The economy contracted 0.7 percent in the month, the biggest drop in five years, as feeble global demand forced cuts and layoffs in manufacturing, construction, wholesale and real estate industries, Statistics Canada said on Friday.
In the worst year-over-year performance since August 1991, the economy shrank 0.8 percent compared with November 2007. The Canadian dollar strengthened slightly after the data
Economists, surprised by the swift deterioration from a 0.1 percent decline in October, now expect the fourth-quarter contraction of close to 3 percent. That compares with the Bank of Canada’s latest projection of a 2.3 percent decline.
“The prognosis for fourth quarter GDP is not looking particularly good,” said Charmaine Buskas, senior economics strategist for TD Securities.

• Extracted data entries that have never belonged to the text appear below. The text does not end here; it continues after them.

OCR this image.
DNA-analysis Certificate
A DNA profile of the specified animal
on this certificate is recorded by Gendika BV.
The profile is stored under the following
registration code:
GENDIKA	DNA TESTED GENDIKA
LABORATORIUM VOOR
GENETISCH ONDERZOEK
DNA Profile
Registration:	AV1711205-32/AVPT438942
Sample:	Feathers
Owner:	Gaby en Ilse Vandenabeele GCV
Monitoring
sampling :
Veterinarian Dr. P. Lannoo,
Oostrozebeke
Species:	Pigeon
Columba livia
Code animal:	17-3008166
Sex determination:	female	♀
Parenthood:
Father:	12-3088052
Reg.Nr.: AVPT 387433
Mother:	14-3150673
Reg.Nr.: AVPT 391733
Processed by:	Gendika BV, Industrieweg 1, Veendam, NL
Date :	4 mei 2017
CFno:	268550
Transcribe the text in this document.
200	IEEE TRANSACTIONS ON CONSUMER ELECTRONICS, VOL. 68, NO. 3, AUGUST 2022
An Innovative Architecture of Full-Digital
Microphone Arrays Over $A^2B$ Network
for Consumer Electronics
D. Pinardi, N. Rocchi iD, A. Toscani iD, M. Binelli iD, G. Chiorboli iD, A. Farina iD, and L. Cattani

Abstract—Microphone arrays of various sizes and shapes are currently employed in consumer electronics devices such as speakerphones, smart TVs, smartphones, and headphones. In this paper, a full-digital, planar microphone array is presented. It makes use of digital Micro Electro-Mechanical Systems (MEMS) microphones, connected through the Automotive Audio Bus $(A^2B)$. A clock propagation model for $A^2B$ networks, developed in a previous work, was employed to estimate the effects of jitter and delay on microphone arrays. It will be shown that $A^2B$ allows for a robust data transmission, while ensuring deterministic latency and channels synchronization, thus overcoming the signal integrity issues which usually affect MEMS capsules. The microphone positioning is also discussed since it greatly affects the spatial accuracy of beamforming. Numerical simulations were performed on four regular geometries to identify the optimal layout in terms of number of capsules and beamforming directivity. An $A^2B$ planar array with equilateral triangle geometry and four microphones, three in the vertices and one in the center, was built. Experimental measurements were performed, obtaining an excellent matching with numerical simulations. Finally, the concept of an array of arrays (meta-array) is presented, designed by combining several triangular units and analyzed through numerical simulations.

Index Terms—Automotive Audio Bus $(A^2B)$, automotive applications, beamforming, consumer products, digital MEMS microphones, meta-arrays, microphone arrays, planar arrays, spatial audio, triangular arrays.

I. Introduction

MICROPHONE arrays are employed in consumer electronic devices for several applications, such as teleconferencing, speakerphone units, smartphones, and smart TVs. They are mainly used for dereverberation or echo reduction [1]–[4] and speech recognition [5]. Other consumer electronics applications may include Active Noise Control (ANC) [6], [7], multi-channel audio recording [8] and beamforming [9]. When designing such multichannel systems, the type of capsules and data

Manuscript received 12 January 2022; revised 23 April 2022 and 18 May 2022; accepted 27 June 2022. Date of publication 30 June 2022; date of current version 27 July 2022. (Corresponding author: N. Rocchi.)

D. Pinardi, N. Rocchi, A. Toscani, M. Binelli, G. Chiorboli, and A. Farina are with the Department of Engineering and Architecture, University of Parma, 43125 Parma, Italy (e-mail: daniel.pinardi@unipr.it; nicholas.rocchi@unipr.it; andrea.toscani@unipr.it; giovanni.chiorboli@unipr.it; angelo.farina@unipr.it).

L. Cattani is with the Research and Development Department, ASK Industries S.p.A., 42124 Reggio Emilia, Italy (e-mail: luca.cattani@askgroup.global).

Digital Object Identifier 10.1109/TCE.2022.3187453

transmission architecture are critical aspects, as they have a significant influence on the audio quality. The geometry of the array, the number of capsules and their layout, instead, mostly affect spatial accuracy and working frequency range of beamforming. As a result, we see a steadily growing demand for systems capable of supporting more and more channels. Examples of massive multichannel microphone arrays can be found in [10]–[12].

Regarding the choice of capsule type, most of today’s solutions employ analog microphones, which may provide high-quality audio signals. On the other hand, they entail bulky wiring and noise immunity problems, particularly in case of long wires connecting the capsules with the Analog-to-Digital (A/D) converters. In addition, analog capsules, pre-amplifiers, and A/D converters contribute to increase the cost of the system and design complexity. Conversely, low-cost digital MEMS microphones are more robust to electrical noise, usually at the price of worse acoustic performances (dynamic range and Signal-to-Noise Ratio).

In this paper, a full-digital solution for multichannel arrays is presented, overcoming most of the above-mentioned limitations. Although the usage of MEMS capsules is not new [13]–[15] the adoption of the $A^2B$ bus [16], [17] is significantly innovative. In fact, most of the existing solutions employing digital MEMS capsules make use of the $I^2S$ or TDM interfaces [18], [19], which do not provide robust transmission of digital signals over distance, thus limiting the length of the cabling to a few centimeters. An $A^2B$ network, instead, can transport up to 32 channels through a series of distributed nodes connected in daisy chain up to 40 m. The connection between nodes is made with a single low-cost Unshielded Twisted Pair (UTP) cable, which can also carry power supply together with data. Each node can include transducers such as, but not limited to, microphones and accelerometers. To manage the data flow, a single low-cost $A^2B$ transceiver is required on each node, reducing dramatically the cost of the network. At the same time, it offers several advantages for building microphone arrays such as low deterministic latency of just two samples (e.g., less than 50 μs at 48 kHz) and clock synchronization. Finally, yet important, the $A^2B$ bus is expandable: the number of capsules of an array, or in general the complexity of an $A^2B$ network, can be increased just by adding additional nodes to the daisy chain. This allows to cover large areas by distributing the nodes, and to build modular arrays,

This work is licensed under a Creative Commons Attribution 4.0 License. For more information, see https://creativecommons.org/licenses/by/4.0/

“The decline in economic activity has been increasingly broad based and suggests that recession’s grip on the Canadian economy is indeed, strong,” she said.
Analysts in a Reuters poll had called for a 0.4 percent decline.
The Canadian data came at the same time the United States reported its economy shrank at its fastest pace in nearly 27 years in the fourth quarter. GDP plummeted at a 3.8 percent annual rate.
Canada appears headed in the same direction, said Doug Porter, deputy chief economist at BMO Capital Markets.
“After largely skating above the fray for a spell, the economy clearly reached a breaking point late last year,” he said.
“And while many indicators continue to hold up relatively better than in the U.S., the final tally for real GDP growth in Q4 will not be so very different between the two countries,” he said.
Canada’s recovery will also depend on the U.S. recovery because of its reliance on U.S. demand for its exports.
Manufacturing activity slid 2.1 percent amid heavy layoffs and production cuts in the auto industry, primary metals, chemicals and paper products.
As the housing market stalls, construction fell 1.2 percent in November and real estate agents and brokers reported a 12.8 percent decline in their business.
Weak demand for machinery and equipment knocked down wholesale trade by 3.1 percent and declining commodity prices caused a 0.5 percent contraction in the energy sector.